Nathan McGinness

Where’s my equity?

When I see a very talented (and professionally proven) designer, writer or engineer asking for charity on Kickstarter I can’t help but feel that something is a bit whack – on two counts.

1. The creative (or arguably the entrepreneur in this case) is selling themselves short. We often see Kickstarters justifying the amount they are asking for by playing down any idea they will be paid and noting that the money will go towards bills, materials, etc. Why shouldn’t a talented creative, working on a project that people want be paid well!?

2. Where’s my equity? We are seeing start-up costs be funded without any exchange in return. What if Openphoto grows to the size of Flickr? The earliest of angels receive nothing for their investment (in some Kickstarter projects in the many thousands of dollars), or even a promise of being paid back.

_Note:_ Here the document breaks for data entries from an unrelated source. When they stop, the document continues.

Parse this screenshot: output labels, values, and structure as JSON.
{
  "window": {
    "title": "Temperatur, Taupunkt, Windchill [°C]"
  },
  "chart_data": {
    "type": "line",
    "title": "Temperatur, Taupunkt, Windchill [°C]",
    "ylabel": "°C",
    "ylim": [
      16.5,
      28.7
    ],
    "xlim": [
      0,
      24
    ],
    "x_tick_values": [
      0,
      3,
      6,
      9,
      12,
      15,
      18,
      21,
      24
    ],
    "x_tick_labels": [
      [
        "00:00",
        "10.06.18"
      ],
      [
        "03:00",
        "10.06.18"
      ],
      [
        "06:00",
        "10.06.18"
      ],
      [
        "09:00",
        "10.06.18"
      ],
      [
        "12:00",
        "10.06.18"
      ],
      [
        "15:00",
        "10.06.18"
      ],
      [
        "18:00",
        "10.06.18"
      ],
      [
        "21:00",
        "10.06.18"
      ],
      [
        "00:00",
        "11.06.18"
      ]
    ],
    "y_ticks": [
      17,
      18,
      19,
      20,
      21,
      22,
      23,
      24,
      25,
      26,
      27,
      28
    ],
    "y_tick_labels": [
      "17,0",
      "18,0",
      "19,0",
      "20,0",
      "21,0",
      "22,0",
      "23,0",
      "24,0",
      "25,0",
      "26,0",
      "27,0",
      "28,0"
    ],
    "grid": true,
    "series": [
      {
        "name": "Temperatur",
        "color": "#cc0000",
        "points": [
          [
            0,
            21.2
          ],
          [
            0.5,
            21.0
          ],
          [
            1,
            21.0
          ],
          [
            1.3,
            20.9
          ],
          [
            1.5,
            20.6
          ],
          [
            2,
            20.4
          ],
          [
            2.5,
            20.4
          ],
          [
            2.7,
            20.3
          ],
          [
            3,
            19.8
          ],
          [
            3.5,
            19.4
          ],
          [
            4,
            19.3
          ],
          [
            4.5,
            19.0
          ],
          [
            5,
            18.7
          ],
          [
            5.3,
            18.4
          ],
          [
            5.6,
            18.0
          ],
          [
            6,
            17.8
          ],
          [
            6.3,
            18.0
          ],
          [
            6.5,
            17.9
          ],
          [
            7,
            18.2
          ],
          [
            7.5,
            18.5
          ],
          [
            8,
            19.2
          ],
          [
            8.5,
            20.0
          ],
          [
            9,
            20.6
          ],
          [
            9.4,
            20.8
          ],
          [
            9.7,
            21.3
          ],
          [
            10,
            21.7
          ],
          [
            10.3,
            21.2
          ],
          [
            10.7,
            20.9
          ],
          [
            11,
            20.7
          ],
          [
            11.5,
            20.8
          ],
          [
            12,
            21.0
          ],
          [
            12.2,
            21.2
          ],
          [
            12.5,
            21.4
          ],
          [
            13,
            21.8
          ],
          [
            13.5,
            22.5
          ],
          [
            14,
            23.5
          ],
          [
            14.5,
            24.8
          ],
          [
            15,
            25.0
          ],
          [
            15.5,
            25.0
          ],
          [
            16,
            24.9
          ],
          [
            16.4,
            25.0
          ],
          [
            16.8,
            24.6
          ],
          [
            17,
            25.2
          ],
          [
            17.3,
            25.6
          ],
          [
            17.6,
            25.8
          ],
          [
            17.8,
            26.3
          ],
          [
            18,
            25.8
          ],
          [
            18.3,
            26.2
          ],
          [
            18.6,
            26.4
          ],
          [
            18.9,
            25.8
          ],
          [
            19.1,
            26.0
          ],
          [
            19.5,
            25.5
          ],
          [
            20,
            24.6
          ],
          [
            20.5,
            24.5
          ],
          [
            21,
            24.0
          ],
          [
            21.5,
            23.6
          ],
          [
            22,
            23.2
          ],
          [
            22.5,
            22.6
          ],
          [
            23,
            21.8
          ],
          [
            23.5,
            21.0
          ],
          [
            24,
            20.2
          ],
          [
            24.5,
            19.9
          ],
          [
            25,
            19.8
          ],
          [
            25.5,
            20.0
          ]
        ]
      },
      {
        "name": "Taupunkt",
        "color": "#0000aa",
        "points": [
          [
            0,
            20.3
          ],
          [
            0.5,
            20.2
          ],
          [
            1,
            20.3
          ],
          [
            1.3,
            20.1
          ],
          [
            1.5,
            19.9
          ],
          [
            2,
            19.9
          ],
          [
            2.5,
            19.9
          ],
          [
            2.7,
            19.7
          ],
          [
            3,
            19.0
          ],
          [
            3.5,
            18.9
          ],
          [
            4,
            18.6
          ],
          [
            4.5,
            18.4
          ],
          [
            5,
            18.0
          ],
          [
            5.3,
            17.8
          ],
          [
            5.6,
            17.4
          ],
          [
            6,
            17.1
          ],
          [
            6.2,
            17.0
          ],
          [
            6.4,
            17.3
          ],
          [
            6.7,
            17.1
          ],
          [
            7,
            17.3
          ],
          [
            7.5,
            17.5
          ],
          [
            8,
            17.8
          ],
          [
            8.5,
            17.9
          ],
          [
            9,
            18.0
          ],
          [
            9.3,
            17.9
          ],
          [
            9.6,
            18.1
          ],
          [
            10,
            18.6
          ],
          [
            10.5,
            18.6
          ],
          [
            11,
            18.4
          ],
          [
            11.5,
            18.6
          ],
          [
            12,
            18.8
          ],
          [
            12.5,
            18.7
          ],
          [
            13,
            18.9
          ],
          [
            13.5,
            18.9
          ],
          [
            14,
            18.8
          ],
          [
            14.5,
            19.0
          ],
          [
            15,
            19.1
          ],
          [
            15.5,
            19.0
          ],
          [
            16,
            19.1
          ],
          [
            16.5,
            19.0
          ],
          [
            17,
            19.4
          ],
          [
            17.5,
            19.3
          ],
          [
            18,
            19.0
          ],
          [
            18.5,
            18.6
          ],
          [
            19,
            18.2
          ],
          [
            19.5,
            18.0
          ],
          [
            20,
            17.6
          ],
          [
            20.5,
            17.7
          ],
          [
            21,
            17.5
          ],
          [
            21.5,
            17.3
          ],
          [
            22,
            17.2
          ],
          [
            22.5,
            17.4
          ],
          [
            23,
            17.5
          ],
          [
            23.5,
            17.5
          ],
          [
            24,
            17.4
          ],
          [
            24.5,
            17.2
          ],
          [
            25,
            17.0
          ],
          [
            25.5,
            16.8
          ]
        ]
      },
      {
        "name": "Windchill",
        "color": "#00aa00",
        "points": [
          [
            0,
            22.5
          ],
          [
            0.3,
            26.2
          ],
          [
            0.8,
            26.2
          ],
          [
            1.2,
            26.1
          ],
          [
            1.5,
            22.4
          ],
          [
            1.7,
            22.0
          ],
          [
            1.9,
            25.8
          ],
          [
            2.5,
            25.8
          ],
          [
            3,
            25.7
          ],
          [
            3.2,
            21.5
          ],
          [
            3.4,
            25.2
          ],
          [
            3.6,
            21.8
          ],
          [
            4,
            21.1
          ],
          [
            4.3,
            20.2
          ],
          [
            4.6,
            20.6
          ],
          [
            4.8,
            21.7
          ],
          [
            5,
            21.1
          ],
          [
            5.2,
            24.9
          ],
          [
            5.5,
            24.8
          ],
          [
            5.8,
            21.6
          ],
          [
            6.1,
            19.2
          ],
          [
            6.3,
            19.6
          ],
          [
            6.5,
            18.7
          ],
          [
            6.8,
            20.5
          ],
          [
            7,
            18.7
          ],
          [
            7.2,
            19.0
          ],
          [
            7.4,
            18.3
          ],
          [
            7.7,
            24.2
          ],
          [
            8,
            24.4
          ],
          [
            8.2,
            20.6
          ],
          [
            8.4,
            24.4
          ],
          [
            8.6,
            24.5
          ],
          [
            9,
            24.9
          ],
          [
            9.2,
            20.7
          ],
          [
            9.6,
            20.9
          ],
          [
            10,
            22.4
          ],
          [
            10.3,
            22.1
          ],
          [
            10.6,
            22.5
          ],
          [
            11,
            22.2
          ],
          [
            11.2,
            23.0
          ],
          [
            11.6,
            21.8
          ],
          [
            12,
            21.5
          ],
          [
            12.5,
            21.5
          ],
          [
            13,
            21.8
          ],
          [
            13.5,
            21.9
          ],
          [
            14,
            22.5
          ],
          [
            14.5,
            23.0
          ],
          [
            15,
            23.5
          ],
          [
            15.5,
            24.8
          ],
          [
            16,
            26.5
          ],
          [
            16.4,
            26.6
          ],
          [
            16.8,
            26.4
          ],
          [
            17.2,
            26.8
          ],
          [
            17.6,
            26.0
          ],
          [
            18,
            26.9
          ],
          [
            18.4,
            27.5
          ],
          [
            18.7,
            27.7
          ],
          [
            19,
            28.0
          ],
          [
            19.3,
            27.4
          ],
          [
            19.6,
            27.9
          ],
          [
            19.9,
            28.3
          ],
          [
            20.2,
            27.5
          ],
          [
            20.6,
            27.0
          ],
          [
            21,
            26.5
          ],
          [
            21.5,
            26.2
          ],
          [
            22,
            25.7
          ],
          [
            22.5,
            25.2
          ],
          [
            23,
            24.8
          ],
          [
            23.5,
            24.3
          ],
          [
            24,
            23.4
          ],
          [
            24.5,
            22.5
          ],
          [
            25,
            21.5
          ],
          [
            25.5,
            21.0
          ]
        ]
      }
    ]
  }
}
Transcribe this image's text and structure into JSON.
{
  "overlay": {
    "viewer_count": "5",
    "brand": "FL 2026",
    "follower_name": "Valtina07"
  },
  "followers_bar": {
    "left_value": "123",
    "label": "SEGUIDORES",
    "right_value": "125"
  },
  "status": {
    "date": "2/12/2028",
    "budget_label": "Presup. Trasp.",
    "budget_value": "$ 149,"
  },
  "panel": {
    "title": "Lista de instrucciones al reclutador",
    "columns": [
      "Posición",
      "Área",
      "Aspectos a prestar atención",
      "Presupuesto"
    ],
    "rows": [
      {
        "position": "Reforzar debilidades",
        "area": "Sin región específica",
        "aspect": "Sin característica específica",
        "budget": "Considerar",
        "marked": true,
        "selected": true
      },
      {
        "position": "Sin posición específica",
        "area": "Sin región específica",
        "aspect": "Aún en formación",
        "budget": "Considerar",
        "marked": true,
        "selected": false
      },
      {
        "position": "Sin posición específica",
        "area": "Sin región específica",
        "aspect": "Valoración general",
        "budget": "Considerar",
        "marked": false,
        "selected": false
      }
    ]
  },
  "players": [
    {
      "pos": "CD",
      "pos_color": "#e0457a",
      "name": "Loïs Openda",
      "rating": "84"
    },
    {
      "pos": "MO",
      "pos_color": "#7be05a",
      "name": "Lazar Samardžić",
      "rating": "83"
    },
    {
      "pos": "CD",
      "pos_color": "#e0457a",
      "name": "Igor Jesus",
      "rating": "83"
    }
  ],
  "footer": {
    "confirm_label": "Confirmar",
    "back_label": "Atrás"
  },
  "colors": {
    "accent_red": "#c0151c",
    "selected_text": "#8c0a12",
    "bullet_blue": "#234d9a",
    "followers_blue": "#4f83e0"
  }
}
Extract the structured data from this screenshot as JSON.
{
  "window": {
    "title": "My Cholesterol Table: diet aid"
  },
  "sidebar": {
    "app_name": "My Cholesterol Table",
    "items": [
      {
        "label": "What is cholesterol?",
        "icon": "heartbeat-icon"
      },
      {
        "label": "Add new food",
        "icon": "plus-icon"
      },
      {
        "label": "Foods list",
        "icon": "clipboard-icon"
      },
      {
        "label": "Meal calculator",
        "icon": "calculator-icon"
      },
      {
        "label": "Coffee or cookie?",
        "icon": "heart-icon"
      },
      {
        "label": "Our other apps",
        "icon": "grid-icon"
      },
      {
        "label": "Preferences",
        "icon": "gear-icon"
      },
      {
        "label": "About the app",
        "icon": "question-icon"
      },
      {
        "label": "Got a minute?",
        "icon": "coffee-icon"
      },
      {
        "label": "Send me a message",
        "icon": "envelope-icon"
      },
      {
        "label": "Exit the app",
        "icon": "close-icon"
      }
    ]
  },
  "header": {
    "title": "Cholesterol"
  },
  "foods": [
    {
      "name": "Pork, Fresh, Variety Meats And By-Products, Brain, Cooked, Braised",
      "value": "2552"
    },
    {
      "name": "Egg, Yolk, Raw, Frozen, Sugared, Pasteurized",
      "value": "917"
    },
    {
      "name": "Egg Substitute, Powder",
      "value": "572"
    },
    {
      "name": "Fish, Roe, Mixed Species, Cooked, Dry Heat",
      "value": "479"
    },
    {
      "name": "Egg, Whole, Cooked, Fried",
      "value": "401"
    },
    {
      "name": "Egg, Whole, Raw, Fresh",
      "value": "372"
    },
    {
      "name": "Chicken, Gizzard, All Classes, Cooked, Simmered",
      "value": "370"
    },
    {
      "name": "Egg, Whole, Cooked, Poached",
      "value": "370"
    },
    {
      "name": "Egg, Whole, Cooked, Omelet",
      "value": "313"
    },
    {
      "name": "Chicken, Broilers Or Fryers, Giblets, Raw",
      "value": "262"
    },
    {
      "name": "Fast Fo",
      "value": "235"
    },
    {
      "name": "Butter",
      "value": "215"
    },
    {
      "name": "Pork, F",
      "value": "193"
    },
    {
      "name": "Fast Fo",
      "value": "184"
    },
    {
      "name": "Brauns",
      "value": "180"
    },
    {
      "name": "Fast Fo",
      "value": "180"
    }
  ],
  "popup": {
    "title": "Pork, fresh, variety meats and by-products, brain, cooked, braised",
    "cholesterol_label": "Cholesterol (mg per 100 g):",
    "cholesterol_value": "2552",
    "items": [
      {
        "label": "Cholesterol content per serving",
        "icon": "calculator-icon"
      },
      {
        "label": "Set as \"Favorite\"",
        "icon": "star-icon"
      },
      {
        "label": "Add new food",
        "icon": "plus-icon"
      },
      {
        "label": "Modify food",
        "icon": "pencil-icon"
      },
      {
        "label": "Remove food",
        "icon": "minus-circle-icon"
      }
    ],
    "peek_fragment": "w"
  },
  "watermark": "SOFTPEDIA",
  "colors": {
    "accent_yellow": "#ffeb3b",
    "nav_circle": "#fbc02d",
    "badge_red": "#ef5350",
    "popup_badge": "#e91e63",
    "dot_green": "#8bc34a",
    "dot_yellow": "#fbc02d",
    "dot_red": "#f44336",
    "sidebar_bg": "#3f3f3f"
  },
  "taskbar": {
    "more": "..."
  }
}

I doubt this is the first software project on Kickstarter but it’s come right out of Sunnyvale, and an ex Yahoo/Flickr employee. There’s angel capital flying around The Bay Area at the moment – I can’t imagine being in a better place to access investors (big or small).

Somewhere there’s probably a line between personal creative projects, and professional or commercial endeavors. I’d suggest it’s somewhere between:

I need more wool so I can knit my grandchildren beautiful sweaters; and; I need $25,000 to bootstrap my new start-up for free.

That being said, I’m not against charitable behavior in creative projects, I understand there’s many without access to capital, and it seems that people want to give, so best of luck to all involved. I’m just confused about who is actually benefitting here.